Au cœur du travail d’Anne Plantagenet, justement, cette correspondance entre l’écrivain et la comédienne : plus de 1300 pages, 865 lettres échangées, cartes ou télégrammes, entre 1944 et 1959, parues chez Gallimard en 2017.
Le poids d'une histoire familiale
« Leur rencontre fut un véritable coup de foudre et leur amour passionné : Camus porte l’Algérie en lui, elle, c’est l’Espagne qu’elle a fuie en 1936. Mais son exil débute quand elle quitte la Galice, territoire à l’identité très forte, pour gagner Madrid : elle a 9 ans, et le changement culturel est radical », insiste la biographe. La guerre civile espagnole, le franquisme, la propulsent en France avec sa mère… et Enrique, amant de sa mère… qui deviendra son premier amant. « Ce trio bunuelesque vivra, finalement, aux crochets du père – avocat de formation, ayant occupé différents postes ministériels. » Un homme dont l’Espagne garde en mémoire qu’il ne sut pas s’opposer à Franco en son temps — jusqu’à être accusé d’incompétence, aujourd’hui encore.

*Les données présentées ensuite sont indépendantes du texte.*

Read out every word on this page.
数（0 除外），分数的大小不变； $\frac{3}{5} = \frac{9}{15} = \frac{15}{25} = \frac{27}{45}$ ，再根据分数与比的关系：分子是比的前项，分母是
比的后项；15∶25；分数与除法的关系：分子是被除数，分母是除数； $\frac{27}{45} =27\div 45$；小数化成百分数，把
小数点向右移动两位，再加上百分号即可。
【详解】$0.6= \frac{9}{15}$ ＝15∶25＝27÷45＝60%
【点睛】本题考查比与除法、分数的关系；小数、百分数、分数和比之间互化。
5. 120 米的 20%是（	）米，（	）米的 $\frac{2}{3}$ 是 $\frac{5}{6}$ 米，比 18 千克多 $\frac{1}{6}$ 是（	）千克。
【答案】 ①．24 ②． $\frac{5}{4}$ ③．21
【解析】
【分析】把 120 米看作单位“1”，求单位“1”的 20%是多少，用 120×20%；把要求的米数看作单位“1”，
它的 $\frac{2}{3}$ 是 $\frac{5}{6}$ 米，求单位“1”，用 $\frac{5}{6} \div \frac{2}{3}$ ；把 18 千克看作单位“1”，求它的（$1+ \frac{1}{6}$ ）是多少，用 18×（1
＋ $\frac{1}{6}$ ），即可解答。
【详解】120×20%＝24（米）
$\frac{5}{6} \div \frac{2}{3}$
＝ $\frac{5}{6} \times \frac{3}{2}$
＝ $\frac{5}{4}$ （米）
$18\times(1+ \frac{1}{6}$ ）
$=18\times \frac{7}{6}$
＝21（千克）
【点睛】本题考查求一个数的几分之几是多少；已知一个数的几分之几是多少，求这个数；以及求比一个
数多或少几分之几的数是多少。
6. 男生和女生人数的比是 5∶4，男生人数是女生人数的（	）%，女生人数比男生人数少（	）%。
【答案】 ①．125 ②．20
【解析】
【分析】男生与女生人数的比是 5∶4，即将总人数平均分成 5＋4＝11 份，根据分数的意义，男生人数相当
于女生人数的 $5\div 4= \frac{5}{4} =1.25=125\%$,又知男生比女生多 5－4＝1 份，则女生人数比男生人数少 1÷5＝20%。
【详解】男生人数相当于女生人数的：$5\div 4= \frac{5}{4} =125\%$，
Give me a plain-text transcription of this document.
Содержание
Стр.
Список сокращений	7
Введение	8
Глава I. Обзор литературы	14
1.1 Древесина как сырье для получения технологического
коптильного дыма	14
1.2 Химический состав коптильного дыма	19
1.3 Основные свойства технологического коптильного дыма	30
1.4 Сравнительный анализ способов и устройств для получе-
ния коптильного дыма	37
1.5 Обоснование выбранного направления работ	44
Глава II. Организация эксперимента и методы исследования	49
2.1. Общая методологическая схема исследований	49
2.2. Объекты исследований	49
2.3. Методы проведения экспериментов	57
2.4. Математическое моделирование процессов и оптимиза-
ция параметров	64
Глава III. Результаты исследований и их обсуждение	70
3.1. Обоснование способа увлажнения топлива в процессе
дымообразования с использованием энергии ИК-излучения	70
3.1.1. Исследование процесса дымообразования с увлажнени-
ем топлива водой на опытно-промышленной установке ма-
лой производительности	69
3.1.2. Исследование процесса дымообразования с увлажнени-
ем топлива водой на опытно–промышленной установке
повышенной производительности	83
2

Entre Maria et sa mère, la relation est forte, malgré une situation rocambolesque.
« Grâce à Johanna », reprend Anne Plantagenet « j’ai pu m’immerger totalement dans la villa d’Alloue ». Maria ne retourna jamais en Espagne, tant que Franco était vivant. Mais même à sa mort, ce pays n’était plus le sien. « Mes recherches m’ont ainsi conduite ici, retraçant le parcours de Maria, depuis la rue de Vaugirard, jusqu’à cette maison », là encore achetée dans un concours de circonstances incroyables.
Ce lieu, elle en fit legs à la commune : il accueille aujourd’hui des acteurs, avec une riche programmation pour 2022. Comme si celle à qui Camus prêtait « le génie de la vie » — devait être éternellement liée à l’écrivain, c’est la mort du prix Nobel qui déclenchera son investissement.
« L’agente de Maria, Micheline Rosan, était également celle de Camus », rappelle Johanna Silberstein. « C’est elle qui lui annonça, le 4 janvier 60, la mort de son amant. Et quand elle achèta le terrain de La Vergne, comme elle le dit, c’est pour s’ancrer quelque part. »
Comédienne, Maria Casarès n’avait pas connu un succès à même de la rendre riche. L’agente lui proposera pourtant un rôle dans la pièce britannique Dear Liar — qui raconte la correspondance entre un écrivain connu et une actrice de théâtre. Une comédie, genre auquel elle n’est pas particulièrement associée. Avec Pierre Brasseur, compagnon de route depuis le film Les Enfants du paradis, « elle connaîtra un immense succès, avec des tournées dans plusieurs pays de la francophonie », raconte Anne Plantagenet. De quoi lui rapporter suffisamment d’argent pour s’offrir un espace de vie à La Vergne.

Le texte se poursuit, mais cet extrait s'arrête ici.